The change was first reported by the Times, which says that “universal credit incapacity benefits for new claimants will now be frozen until 2030 rather than increased in line with inflation” and that there’ll even be “a small reduction in the basic rate of universal credit in 2029”.

Keir Starmer and Rachel Reeves had been already coping with a strong backlash from Labour backbenchers over the revenue cuts. This enchancment is extra prone to exacerbate that, although pretty how seen that is likely to be in the mean time is tough to predict. Many Labour MPs are alarmed regarding the cuts in private, nevertheless haven’t spoke out publicly.

John Healey, the defence secretary, has been giving interviews this morning, and he has defended what the Treasury is doing. Referring to the analysis that remaining week’s revenue cuts will solely save £3.4bn, not £5bn, he instructed Times Radio:

I consider that’s a calculation that we’d even see confirmed from the Office of Budget Responsibility about the long term monetary financial savings that our plans to change the welfare system would possibly convey, and that’s a must-do for any accountable authorities, considerably one which believes throughout the significance of our social security system. Doing nothing shouldn’t be an chance. It’s failing and writing off a youthful know-how.

Today we is likely to be focusing practically solely on the spring assertion. Graeme Wearden, who writes the Guardian’s enterprise weblog, is likely to be turning into a member of me proper right here later, and we is likely to be overlaying the assertion intimately, and bringing you all the perfect analysis and response.

Here is the agenda for the day.

Noon: Keir Starmer faces Kemi Badenoch at PMQs.

12.30pm: Rachel Reeves delivers the spring assertion.

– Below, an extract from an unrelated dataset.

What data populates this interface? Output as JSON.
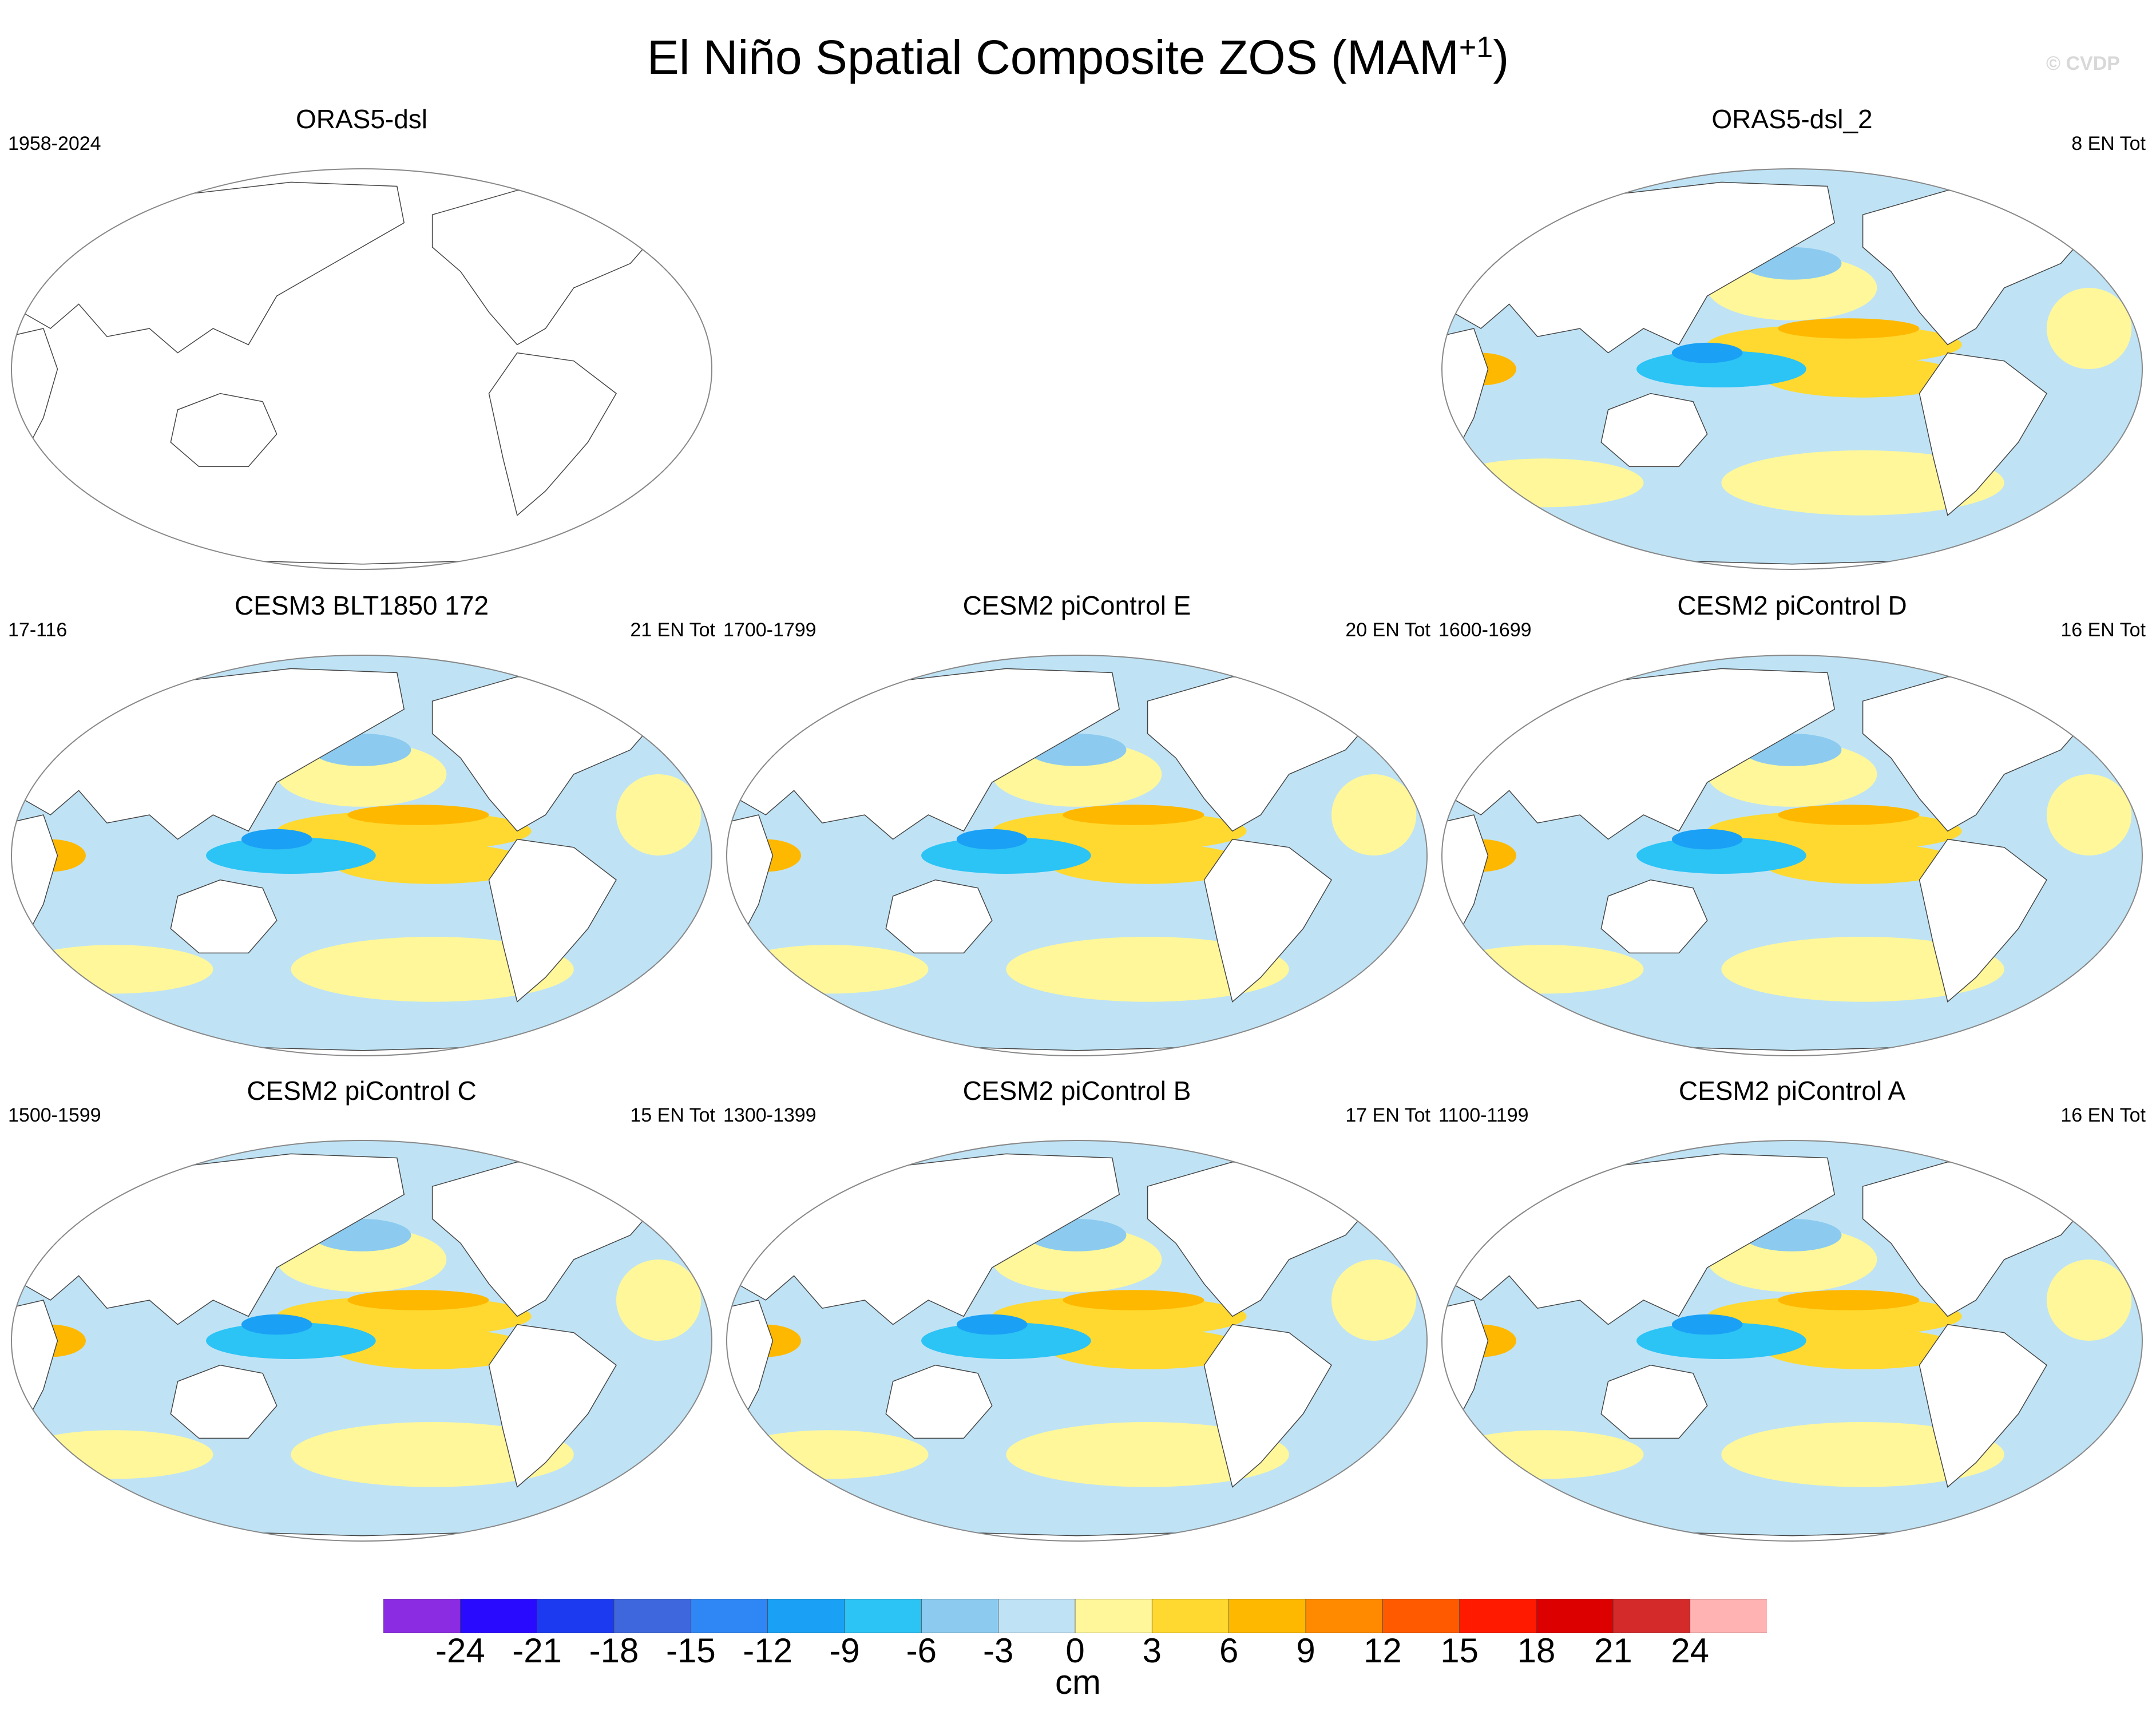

2.30pm: Richard Hughes, chair of the Office for Budget Responsibility, holds a press conference.

4.15pm: Reeves holds a press conference.

If you want to contact me, please put up a message beneath the highway or message me on social media. I can’t study all the messages BTL, nevertheless in case you occur to place “Andrew” in a message aimed towards me, I’m additional extra prone to see it because of I search for posts containing that phrase.

If you want to flag one factor up urgently, it’s finest to utilize social media. You can attain me on Bluesky at @andrewsparrowgdn. The Guardian has given up posting from its official accounts on X nevertheless specific particular person Guardian journalists are there, I nonetheless have my account, and in case you occur to message me there at @AndrewSparrow, I’ll see it and reply if obligatory.

I uncover it very helpful when readers degree out errors, even minor typos. No error is just too small to proper. And I uncover your questions very attention-grabbing too. I can’t promise to reply to all of them, nevertheless I’ll try to reply to as many as I can, each BTL or usually throughout the weblog.